Morphological erythrocyte abnormalities as potential biomarker of uridine-responsive epileptic encephalopathy

Abstract

Background

Uridine-responsive epileptic encephalopathy (developmental and epileptic encephalopathy-50: DEE-50) is a recently identified disorder caused by CAD gene variants. Although patients can be treated with oral uridine, early diagnosis remains challenging due to its diverse and non-specific clinical manifestations; therefore, biomarkers for early detection are awaited. We report a patient with DEE-50 presenting with progressive myoclonus epilepsy (PME) at age 12, in whom morphological abnormalities of erythrocytes, anisocytosis and poikilocytosis, were observed from an early stage despite normal hemoglobin levels.

Case presentation

The patient was a female in her 30s. At age 12, generalized tonic-clonic seizures repeatedly occurred.
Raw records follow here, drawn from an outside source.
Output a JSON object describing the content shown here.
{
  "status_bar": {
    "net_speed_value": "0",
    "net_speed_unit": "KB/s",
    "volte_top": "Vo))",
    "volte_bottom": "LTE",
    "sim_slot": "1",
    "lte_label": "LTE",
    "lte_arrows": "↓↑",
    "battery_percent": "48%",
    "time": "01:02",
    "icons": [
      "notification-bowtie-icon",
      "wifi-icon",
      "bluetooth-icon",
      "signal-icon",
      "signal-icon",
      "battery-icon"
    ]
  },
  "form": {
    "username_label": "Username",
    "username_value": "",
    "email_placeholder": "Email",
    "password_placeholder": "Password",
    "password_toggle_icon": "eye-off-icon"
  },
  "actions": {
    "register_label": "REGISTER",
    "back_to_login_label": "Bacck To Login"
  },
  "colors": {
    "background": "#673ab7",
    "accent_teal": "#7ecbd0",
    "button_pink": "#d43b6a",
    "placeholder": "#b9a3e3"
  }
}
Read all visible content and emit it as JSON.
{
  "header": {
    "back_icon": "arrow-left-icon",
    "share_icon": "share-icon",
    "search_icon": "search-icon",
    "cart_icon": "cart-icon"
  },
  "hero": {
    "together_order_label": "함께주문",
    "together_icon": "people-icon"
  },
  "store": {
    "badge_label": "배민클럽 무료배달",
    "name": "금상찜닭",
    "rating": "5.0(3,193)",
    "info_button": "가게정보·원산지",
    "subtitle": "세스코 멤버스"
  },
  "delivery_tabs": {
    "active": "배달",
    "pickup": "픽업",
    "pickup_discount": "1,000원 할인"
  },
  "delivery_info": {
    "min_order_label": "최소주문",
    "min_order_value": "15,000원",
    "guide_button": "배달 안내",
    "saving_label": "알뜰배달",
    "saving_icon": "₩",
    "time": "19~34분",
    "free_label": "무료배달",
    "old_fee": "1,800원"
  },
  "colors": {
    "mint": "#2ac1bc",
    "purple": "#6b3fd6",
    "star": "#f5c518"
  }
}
Examination revealed tremor, myoclonus, and ataxic gait. During the course, electroencephalography showed generalized polyspike discharges, leading to a diagnosis of PME. At the age of 14 years, she developed frequent seizures progressing to status epilepticus and became bedridden within two months. Despite a differential diagnosis, a definitive diagnosis could not be reached until age 30, when whole-exome sequencing revealed biallelic variants in the CAD gene, confirming DEE-50.

Discussion/conclusion

In this patient, structural abnormalities of erythrocytes were noted from an early stage without anemia. These abnormalities may serve as a potential biomarker for DEE-50.